The market features farmers, as well as artisans and ranchers.
The Rio Grande Valley is blessed with an amazing growing season yet the local supermarkets carry products from all over the world when it’s all here. Buying locally grown tastes a thousand times better and supports the local economy.
Armed with a group of volunteer chefs and the wares of the local growers that have come to sell produce, meat, and pastries, they entrench themselves in the courtyard, where they begin to cook.
The market, which is free to the public, features many of the Valley-grown vegetables and meats used in Alhambra’s foods.
Unbeknownst to most of their patrons, Alhambra’s dishes are made almost entirely from locally produced foods. They created the market as a means to give their suppliers a way to sell to local consumers. It also helps them, because the farmers bring their wares to Alhambra.
“We’re going to try and mix it up and make it as fun as possible” said Alhambra Executive Chef James Canter, the mastermind behind the farmers market. “It’s something to instill a sense of pride and community within the community. It brings all walks of life together.”

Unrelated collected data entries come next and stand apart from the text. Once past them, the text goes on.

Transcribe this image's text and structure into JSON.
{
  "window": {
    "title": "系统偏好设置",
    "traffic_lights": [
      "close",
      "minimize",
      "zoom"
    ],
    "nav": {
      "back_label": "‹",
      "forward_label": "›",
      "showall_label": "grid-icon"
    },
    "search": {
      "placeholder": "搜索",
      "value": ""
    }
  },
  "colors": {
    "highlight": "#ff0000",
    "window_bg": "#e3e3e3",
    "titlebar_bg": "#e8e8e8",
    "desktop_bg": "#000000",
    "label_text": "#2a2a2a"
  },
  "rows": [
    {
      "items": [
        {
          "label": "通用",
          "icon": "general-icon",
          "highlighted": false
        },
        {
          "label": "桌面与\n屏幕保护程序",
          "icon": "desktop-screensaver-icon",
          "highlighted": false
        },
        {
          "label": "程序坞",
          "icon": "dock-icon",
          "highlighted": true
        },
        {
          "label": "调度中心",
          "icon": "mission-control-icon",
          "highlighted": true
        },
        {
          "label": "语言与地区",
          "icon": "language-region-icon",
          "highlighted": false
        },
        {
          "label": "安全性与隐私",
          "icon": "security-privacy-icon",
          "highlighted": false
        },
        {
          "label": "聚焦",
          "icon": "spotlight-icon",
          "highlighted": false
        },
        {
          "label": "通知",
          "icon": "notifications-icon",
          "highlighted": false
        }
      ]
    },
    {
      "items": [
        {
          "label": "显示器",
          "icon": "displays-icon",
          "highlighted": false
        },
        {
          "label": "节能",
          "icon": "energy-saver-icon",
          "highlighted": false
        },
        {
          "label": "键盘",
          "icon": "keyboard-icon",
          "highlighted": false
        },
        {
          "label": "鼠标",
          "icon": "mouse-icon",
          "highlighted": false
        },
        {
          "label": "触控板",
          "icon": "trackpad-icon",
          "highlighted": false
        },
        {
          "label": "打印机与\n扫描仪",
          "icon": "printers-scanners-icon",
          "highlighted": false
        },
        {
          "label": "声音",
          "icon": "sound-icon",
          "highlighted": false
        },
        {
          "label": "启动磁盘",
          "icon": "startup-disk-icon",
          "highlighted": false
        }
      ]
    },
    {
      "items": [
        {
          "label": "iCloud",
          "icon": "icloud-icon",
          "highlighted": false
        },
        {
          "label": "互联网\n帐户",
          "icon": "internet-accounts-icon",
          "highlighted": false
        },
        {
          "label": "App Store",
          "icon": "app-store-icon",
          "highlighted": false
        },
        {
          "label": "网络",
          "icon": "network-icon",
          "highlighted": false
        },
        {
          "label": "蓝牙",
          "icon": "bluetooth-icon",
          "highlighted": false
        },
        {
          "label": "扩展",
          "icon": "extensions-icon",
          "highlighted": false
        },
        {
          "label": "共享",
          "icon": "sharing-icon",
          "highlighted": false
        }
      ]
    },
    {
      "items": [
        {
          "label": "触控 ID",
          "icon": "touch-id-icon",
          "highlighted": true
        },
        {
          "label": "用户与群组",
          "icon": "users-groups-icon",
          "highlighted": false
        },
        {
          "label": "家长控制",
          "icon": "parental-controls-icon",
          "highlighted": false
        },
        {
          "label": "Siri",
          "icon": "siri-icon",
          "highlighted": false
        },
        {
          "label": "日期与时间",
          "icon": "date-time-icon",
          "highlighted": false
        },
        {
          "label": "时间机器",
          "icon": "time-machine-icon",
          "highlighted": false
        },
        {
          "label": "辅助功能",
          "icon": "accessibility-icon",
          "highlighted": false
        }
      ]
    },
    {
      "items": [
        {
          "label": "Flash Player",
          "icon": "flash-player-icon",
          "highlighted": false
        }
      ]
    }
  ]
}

The idea grew from Alhambra’s own kitchen. Canter uses as many locally grown foods as he can in the restaurant’s dishes. He buys lambs raised in Cameron County. He shops around for squash blossoms and greens from rural Edinburg. And he stocks farm fresh eggs.
“We wanted to make available to our customers and anyone who is interested the product we use in our restaurant, so we’re not hogging it for ourselves,” Canter said.
At the same time, Alhambra has a spacious courtyard, which they only use at night. Like the rest of the bars, lounges and restaurants on South 17th Street, Alhambra only opened for nightlife. So they decided to organize the farmers market.
Canter, who has worked in restaurants across the country, said the area lends itself to a top-notch farmers market, and that it’s a shame that local farmers often ship their crops across the country.
“The locals don’t get to enjoy the bounty of their area,” Canter said. “I’ve seen things grown here that I’ve paid top dollar for in other parts of the country.”
Market at Alhambra
When: Saturdays, 10 a.m.-1 p.m.
Where: Alhambra, 519 S. 17th Street (17th and Fresno), McAllen
Texas Food Revolution
The Texas Food Revolution wants several things: to bring higher quality food to people, to promote a small farm and ranch economy, to reduce the carbon footprint, and reduce chemicals from farming that reach our waterways and our own bodies. They are also trying to introduce healthy recipes to the public while promoting the consumption of local food.
Delectable chile-con-carne… composed of delicate meats minced with aromatic herbs and the poignant chile Colorado—a compound full of singular saver and a fiery zest.